Persons unknowingly drawn into the possession of stolen property could mount a defense to the charges based on their lack of knowledge about the merchandise. As is the case with all criminal proceedings, guilt must be proven beyond a reasonable doubt. An attorney capable of raising reasonable doubt might very well procure a not guilty verdict. Hopefully, the evidence of the defendant’s lack of knowledge is so strong the charges could be dropped or dismissed.

Other Than An Owner

The statute also points out the person who possesses the stolen merchandise does so with clear intent to benefit him or herself or another individual “other than the owner thereof.” Also, the suspect could also seek to “impede the recovery” of the merchandise to the lawful owner. In short, someone takes possession of the merchandise through theft with the full intention of denying the owner of his/her rights to the property. Stealing merchandise, hiding it, and seeking to sell the goods reflects a definitive example of denying an owner his/her rights to the property.
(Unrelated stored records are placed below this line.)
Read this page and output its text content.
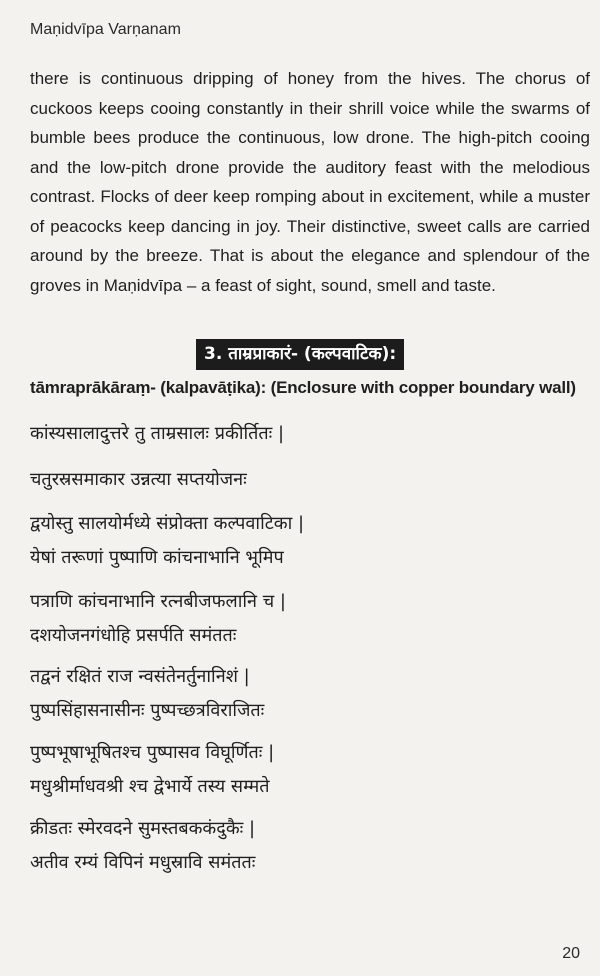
Maṇidvīpa Varṇanam

there is continuous dripping of honey from the hives. The chorus of cuckoos keeps cooing constantly in their shrill voice while the swarms of bumble bees produce the continuous, low drone. The high-pitch cooing and the low-pitch drone provide the auditory feast with the melodious contrast. Flocks of deer keep romping about in excitement, while a muster of peacocks keep dancing in joy. Their distinctive, sweet calls are carried around by the breeze. That is about the elegance and splendour of the groves in Maṇidvīpa – a feast of sight, sound, smell and taste.

3. ताम्रप्राकारं- (कल्पवाटिक):
tāmraprākāraṃ- (kalpavāṭika): (Enclosure with copper boundary wall)
कांस्यसालादुत्तरे तु ताम्रसालः प्रकीर्तितः |
चतुरस्रसमाकार उन्नत्या सप्तयोजनः
द्वयोस्तु सालयोर्मध्ये संप्रोक्ता कल्पवाटिका |
येषां तरूणां पुष्पाणि कांचनाभानि भूमिप
पत्राणि कांचनाभानि रत्नबीजफलानि च |
दशयोजनगंधोहि प्रसर्पति समंततः
तद्वनं रक्षितं राज न्वसंतेनर्तुनानिशं |
पुष्पसिंहासनासीनः पुष्पच्छत्रविराजितः
पुष्पभूषाभूषितश्च पुष्पासव विघूर्णितः |
मधुश्रीर्माधवश्री श्च द्वेभार्ये तस्य सम्मते
क्रीडतः स्मेरवदने सुमस्तबककंदुकैः |
अतीव रम्यं विपिनं मधुस्रावि समंततः
20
In a trial, a defense attorney could question issues of “intent to benefit” or “impede the recovery.” As always, guilt must be proven beyond a reasonable doubt.

The Class C Felony

The penalties for a Class C felony display how serious the state of New York takes violations of this statute. The sentencing for a non-violent Class C felony depends on the circumstances of the case and prior conviction history of the defendant. Someone with no prior convictions might only be sentenced to probation, although the possibility of up to seven years in jail looms. Those with previous non-violent and/or violent convictions face mandatory minimum prison sentences. If found guilty, reputable counsel could prove enormously beneficial during the sentencing phase.